Dropped from the automation chapter were old laboratory workhorses such as the Technicon SMA and the Beckman ASTRA. Added were examples of automated instruments for "off-site" (point-of-care) laboratories and of immunoassay analyzers. The statistical procedures chapter was renamed "chemometrics" (Isn't a camel always a camel?), and quality assurance became "quality management". Nucleic acid biochemistry and diagnostic applications, tumor markers, and mineral and bone metabolism were some of the most important additions. In endocrinology the time-honored procedures for 17-ketosteroids and 17-ketogenic steroids were deleted. Nonisotopic assays for hormones are starting to replace the radioimmunoassays. The transition from "procedural" to clinical (interpretation of results, pathophysiology, and diagnosis) continued in this edition. The number of procedures described in detail is small, reflecting changes in the laboratory; if something is not automated and requires the use of hands, it is simply not done (at least in most laboratories). The scope of the last two editions has changed from a book of clinical chemistry to that of clinical laboratory science.
The third edition of Tietz Textbook is just now being
published. Some of the new chapterstransplantation, cytokines, and
cardiac functionlisted in the Table
of Contents confirm the
continuous transition from clinical chemistry to clinical laboratory
science.
In the 1950s clinical (actually analytical) chemists were busy developing analytical methods for blood and other body fluid constituents. Adapting most manual routine procedures to the single or dual channel AutoAnalyzer (which in 1984 found its well-deserved place in the Smithsonian) was the hallmark of the 1960s. In the 1970s we were preoccupied with the "numbers", that is, the number of results produced per year by the clinical chemistry laboratory; with the help of the SMA12/60 and the SMAC it was not too difficult for most laboratories to hit one million. Tightening the belt became necessary in the 1980s, when the US government invented DRGs (Diagnosis Related Groups). "Managing the laboratory" became the buzzword (later it was expanded to "data management", "quality assurance management", "total quality management", and other related terms), and a large number of us rushed to register for management courses. I believe that the transformation, the change from the analytical chemist/laboratory manager to a real clinical laboratory scientist, that is taking place in the 1990s is anything but transient because becoming an indispensable member of the healthcare team, whether in a hospital, commercial laboratory, point-of-care location, or the diagnostic manufacturing industry, will be essential for the survival of the species. While maintaining our analytical skills and absorbing and applying new diagnostic modalities, we must move closer to the clinician and patient.
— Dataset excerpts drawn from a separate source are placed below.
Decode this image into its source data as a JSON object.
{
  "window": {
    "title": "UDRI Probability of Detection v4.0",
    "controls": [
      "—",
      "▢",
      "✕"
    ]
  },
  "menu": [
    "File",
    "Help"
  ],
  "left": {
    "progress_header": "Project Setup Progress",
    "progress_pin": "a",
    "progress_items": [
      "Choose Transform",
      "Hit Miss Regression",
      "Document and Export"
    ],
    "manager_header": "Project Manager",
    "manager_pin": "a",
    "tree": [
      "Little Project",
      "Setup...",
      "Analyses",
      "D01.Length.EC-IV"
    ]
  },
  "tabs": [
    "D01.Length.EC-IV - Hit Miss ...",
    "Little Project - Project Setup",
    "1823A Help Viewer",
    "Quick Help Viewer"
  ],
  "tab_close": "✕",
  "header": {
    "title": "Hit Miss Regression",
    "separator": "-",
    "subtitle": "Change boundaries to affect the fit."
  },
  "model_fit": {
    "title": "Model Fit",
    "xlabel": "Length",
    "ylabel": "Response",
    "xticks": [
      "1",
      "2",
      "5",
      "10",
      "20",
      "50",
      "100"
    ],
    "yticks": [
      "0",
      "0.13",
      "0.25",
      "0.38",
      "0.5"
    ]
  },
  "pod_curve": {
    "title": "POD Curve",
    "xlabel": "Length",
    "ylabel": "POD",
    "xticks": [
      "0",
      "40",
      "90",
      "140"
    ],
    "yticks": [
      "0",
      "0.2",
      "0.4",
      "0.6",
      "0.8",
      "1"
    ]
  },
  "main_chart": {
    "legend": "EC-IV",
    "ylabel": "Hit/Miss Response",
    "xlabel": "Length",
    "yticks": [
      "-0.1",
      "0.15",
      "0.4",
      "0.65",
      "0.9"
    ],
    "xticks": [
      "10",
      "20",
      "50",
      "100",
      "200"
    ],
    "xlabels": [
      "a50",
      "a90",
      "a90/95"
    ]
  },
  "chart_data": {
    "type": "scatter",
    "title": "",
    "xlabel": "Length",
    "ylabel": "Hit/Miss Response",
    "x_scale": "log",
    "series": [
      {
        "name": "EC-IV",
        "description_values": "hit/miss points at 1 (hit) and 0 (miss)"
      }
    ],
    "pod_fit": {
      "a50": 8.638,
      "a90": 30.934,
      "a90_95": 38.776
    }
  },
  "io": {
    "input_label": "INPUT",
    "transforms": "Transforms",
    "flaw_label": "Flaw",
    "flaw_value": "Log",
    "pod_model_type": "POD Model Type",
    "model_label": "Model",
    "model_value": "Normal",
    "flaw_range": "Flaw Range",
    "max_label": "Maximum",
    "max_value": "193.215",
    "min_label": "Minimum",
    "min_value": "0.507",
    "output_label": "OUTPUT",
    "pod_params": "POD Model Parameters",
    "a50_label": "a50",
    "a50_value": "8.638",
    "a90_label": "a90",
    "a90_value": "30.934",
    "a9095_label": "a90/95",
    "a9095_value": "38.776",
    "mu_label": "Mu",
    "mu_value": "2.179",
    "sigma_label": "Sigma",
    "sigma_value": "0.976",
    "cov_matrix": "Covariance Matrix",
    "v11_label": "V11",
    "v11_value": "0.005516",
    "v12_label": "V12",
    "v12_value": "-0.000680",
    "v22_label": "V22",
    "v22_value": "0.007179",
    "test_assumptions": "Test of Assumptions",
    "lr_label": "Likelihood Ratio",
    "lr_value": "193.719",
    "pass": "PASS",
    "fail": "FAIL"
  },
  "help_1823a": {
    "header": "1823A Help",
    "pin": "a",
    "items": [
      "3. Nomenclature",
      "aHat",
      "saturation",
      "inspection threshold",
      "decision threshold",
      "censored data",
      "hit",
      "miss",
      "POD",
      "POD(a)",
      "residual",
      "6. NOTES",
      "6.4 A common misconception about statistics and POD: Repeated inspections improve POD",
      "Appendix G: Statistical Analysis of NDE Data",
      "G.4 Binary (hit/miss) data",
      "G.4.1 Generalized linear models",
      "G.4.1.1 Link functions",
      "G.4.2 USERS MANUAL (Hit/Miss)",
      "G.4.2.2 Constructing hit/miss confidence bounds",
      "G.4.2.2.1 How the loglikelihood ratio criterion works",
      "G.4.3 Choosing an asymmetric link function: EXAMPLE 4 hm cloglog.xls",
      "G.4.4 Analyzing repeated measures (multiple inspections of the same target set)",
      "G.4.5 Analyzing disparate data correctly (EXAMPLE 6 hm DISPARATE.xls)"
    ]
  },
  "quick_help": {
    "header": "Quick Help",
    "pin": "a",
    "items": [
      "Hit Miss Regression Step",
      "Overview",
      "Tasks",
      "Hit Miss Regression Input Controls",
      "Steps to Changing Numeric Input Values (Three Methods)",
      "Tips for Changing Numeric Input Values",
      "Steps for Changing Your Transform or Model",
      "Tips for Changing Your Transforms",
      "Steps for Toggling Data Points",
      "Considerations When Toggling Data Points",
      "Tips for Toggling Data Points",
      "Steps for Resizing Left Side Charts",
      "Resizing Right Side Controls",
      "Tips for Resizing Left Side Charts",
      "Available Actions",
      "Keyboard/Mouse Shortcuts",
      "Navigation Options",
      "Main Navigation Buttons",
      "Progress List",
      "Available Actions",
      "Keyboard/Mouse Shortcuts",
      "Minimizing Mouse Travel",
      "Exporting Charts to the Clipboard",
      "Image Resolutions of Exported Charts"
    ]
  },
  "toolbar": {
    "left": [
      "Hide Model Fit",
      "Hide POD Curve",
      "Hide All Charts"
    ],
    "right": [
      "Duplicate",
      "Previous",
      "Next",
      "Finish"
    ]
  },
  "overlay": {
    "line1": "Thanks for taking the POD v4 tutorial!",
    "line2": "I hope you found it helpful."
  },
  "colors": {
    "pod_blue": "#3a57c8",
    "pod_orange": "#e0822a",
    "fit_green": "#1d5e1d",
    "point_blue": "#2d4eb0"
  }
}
In the early 1960s satellites were circling our planet, President Kennedy had committed the US to put a man on the moon by the end of the decade, and graduate students in the Department of Biochemistry of the University of Tennessee were making predictions on the future of analysis (mostly manual at that time) of body fluids. Over a pitcher of cold beer on a hot and humid summer day, one of us dared to prophesy that someday there would be instruments in which you could put serum or even whole blood at one end and get the results at the other; "printed, too", concluded the optimist of the group. In the same vein, today's optimist could predict that in the not-too-distant future a complete gene analysis would be performed on 1 nL of blood in 10 min or less.